Probably in the dealings of these citizens with one another; cannot imagine that they are more likely to be found anywhere else.
I dare say that you are right in your suggestion, I said; we had better think the matter out, and not shrink from the enquiry.
Let us then consider, first of all, what will be their way of life, now that we have thus established them. Will they not produce corn, and wine, and clothes, and shoes, and build houses for themselves? And when they are housed, they will work, in summer, commonly, stripped and barefoot, but in winter substantially clothed and shod. They will feed on barley-meal and flour of wheat, baking and kneading them, making noble cakes and loaves; these they will serve up on a mat of reeds or on clean leaves, themselves reclining the while upon beds strewn with yew or myrtle. And they and their children will feast, drinking of the wine which they have made, wearing garlands on their heads, and hymning the praises of the gods, in happy converse with one another. And they will take care that their families do not exceed their means; having an eye to poverty or war. -
But, said Glaucon, interposing, you have not given them a relish to their meal.

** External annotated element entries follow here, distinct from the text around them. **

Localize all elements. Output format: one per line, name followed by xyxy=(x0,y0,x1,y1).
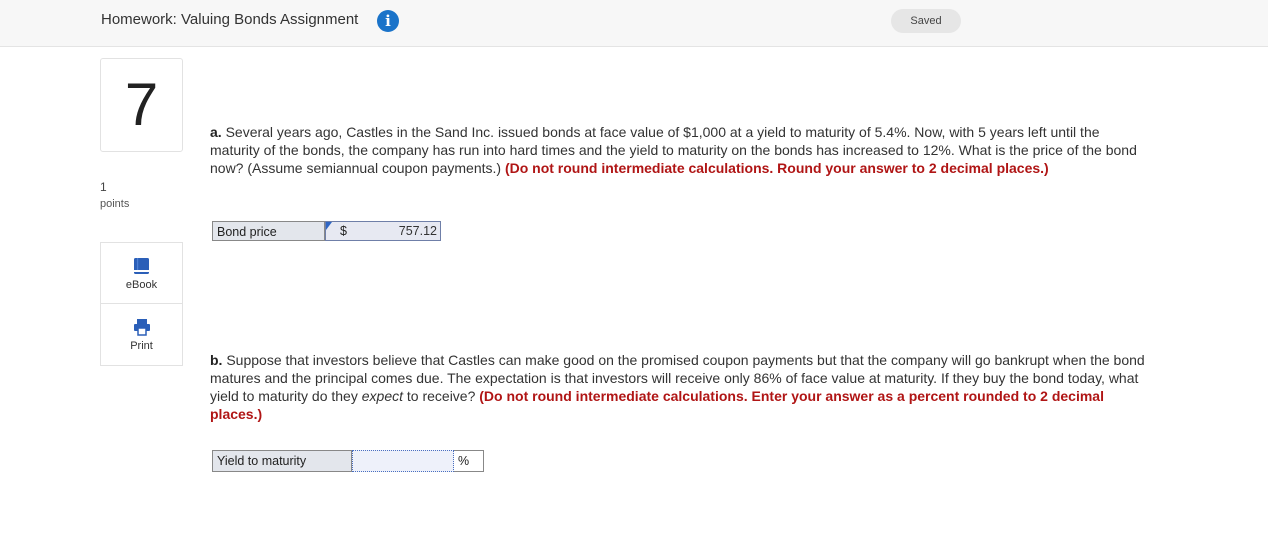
part-a-instruction: (Do not round intermediate calculations.… xyxy=(504,160,1049,176)
part-a-prefix: a. xyxy=(210,124,222,140)
yield-to-maturity-input[interactable] xyxy=(352,450,454,472)
points-label: points xyxy=(100,198,130,210)
ebook-label: eBook xyxy=(125,279,158,291)
question-tools-panel: eBook Print xyxy=(100,242,183,366)
ebook-button[interactable]: eBook xyxy=(101,243,182,304)
assignment-title: Homework: Valuing Bonds Assignment xyxy=(101,11,359,28)
question-part-b: b. Suppose that investors believe that C… xyxy=(210,351,1150,423)
info-icon[interactable]: i xyxy=(377,10,399,32)
part-b-emphasis: expect xyxy=(361,388,403,404)
bond-price-label: Bond price xyxy=(212,221,325,241)
percent-unit: % xyxy=(454,450,484,472)
yield-to-maturity-label: Yield to maturity xyxy=(212,450,352,472)
print-button[interactable]: Print xyxy=(101,304,182,364)
bond-price-value: 757.12 xyxy=(398,224,437,238)
book-icon xyxy=(134,258,149,274)
printer-icon xyxy=(134,319,150,336)
saved-status-badge: Saved xyxy=(891,9,961,33)
currency-symbol: $ xyxy=(340,224,347,238)
part-b-prefix: b. xyxy=(210,352,223,368)
question-part-a: a. Several years ago, Castles in the San… xyxy=(210,123,1150,177)
print-label: Print xyxy=(130,340,153,352)
bond-price-input[interactable]: $ 757.12 xyxy=(325,221,441,241)
header-bar: Homework: Valuing Bonds Assignment i Sav… xyxy=(0,0,1268,47)
part-b-text-2: to receive? xyxy=(403,388,480,404)
flag-icon xyxy=(326,222,332,230)
points-value: 1 xyxy=(100,180,107,194)
question-number: 7 xyxy=(100,58,183,152)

True, I replied, I had forgotten; of course they must have a relish - salt, and olives, and cheese, and they will boil roots and herbs such as country people prepare; for a dessert we shall give them figs, and peas, and beans; and they will roast myrtle-berries and acorns at the fire, drinking in moderation. And with such a diet they may be expected to live in peace and health to a good old age, and bequeath a similar life to their children after them.
Yes, Socrates, he said, and if you were providing for a city of pigs, how else would you feed the beasts?